Function constructs State-Space simple moving average of predefined order

Usage

sma(data, order = NULL, ic = c("AICc", "AIC", "BIC"), h = 10,
  holdout = FALSE, intervals = c("none", "parametric", "semiparametric",
  "nonparametric"), level = 0.95, silent = c("none", "all", "graph",
  "legend", "output"), ...)

Arguments

data
Vector or ts object, containing data needed to be forecasted.
order
Order of simple moving average. If NULL, then it is selected automatically using information criteria.
ic
The information criterion used in the model selection procedure.
h
Length of forecasting horizon.
holdout
If TRUE, holdout sample of size h is taken from the end of the data.
intervals
Type of intervals to construct. This can be:

  • none, aka n - do not produce prediction intervals.
  • parametric, p - use state-space structure of ETS. In case of mixed models this is done using simulations, which may take longer time than for the pure additive and pure multiplicative models.
  • semiparametric, sp - intervals based on covariance matrix of 1 to h steps ahead errors and assumption of normal / log-normal distribution (depending on error type).
  • nonparametric, np - intervals based on values from a quantile regression on error matrix (see Taylor and Bunn, 1999). The model used in this process is e[j] = a j^b, where j=1,..,h.

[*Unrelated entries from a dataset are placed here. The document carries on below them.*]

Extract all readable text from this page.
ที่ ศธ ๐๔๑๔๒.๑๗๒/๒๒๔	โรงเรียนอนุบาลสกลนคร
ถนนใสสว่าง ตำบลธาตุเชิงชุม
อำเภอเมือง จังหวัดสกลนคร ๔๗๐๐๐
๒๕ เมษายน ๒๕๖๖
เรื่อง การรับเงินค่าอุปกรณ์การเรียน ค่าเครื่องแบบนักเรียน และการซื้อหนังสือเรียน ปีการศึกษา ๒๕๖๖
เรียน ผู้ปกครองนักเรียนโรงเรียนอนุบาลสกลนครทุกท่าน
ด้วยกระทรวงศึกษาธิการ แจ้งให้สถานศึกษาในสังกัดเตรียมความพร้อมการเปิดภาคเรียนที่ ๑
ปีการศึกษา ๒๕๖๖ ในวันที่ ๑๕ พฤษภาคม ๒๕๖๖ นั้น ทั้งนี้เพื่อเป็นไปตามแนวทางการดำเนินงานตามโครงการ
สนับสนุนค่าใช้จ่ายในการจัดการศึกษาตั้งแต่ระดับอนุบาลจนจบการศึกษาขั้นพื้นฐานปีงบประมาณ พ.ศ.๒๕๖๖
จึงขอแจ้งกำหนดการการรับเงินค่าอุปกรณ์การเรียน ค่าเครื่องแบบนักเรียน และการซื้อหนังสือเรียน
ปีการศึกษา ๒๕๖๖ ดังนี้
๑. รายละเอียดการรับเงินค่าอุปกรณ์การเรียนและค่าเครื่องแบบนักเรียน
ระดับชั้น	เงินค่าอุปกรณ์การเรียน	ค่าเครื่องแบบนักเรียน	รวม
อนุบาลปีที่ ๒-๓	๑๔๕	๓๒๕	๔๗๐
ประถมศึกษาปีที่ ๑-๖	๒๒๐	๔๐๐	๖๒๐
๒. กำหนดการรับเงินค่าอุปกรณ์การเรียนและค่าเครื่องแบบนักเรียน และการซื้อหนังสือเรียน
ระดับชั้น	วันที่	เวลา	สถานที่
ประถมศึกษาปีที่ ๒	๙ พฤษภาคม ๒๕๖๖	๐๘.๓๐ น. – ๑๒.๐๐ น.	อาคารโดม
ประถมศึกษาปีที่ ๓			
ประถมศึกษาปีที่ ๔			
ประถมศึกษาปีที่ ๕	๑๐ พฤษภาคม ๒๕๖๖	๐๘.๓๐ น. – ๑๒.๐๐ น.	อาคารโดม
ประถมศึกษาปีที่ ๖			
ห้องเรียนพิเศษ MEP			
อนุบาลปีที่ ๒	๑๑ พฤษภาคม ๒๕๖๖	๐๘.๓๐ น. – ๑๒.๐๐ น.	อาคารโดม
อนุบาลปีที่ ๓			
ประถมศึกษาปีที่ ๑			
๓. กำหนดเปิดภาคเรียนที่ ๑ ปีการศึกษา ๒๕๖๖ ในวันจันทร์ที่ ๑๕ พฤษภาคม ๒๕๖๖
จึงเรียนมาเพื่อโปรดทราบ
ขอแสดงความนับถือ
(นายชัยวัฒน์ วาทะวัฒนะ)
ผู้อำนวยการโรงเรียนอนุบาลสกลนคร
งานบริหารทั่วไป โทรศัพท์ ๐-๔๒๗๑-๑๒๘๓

The parameter also accepts TRUE and FALSE. Former means that parametric intervals are constructed, while latter is equivalent to none.

level
Confidence level. Defines width of prediction interval.
silent
If silent="none", then nothing is silent, everything is printed out and drawn. silent="all" means that nothing is produced or drawn (except for warnings). In case of silent="graph", no graph is produced. If silent="legend", then legend of the graph is skipped. And finally silent="output" means that nothing is printed out in the console, but the graph is produced. silent also accepts TRUE and FALSE. In this case silent=TRUE is equivalent to silent="all", while silent=FALSE is equivalent to silent="none". The parameter also accepts first letter of words ("n", "a", "g", "l", "o").
...
Other non-documented parameters. For example parameter model can accept a previously estimated SMA model and use its parameters.

Value

Object of class "smooth" is returned. It contains the list of the following values:
  • model - the name of the estimated model.
  • timeElapsed - time elapsed for the construction of the model.
  • states - the matrix of the fuzzy components of ssarima, where rows correspond to time and cols to states.
  • transition - matrix F.
  • persistence - the persistence vector. This is the place, where smoothing parameters live.
  • order - order of moving average.
  • initialType - Type of initial values used.
  • nParam - number of estimated parameters.
  • fitted - the fitted values of ETS.
  • forecast - the point forecast of ETS.
  • lower - the lower bound of prediction interval. When intervals=FALSE then NA is returned.
  • upper - the higher bound of prediction interval. When intervals=FALSE then NA is returned.
  • residuals - the residuals of the estimated model.
  • errors - The matrix of 1 to h steps ahead errors.
  • s2 - variance of the residuals (taking degrees of freedom into account).
  • intervals - type of intervals asked by user.
  • level - confidence level for intervals.
  • actuals - the original data.
  • holdout - the holdout part of the original data.
  • ICs - values of information criteria of the model. Includes AIC, AICc and BIC.
  • logLik - log-likelihood of the function.
  • cf - Cost function value.
  • cfType - Type of cost function used in the estimation.
  • accuracy - vector of accuracy measures for the holdout sample. In case of non-intermittent data includes: MPE, MAPE, SMAPE, MASE, sMAE, RelMAE, sMSE and Bias coefficient (based on complex numbers). In case of intermittent data the set of errors will be: sMSE, sPIS, sCE (scaled cumulative error) and Bias coefficient. This is available only when holdout=TRUE.

Details

The function constructs AR model in the Single Source of Error State-space form based on the idea that: \(y_{t} = \frac{1}{n} \sum_{j=1}^n y_{t-j}\) which is AR(n) process, that can be modelled using: \(y_{t} = w' v_{t-1} + \epsilon_{t}\) \(v_{t} = F v_{t-1} + g \epsilon_{t}\) Where \(v_{t}\) is a state vector.

References

  • Svetunkov I. (2017). Statistical models underlying functions of 'smooth' package for R. Working Paper of Department of Management Science, Lancaster University 2017:1, 1-52.

See Also

ma, es, ssarima

Examples

Run this code

# SMA of specific order
ourModel <- sma(rnorm(118,100,3),order=12,h=18,holdout=TRUE,intervals="p")

# SMA of arbitrary order
ourModel <- sma(rnorm(118,100,3),h=18,holdout=TRUE,intervals="sp")

summary(ourModel)
forecast(ourModel)
plot(forecast(ourModel))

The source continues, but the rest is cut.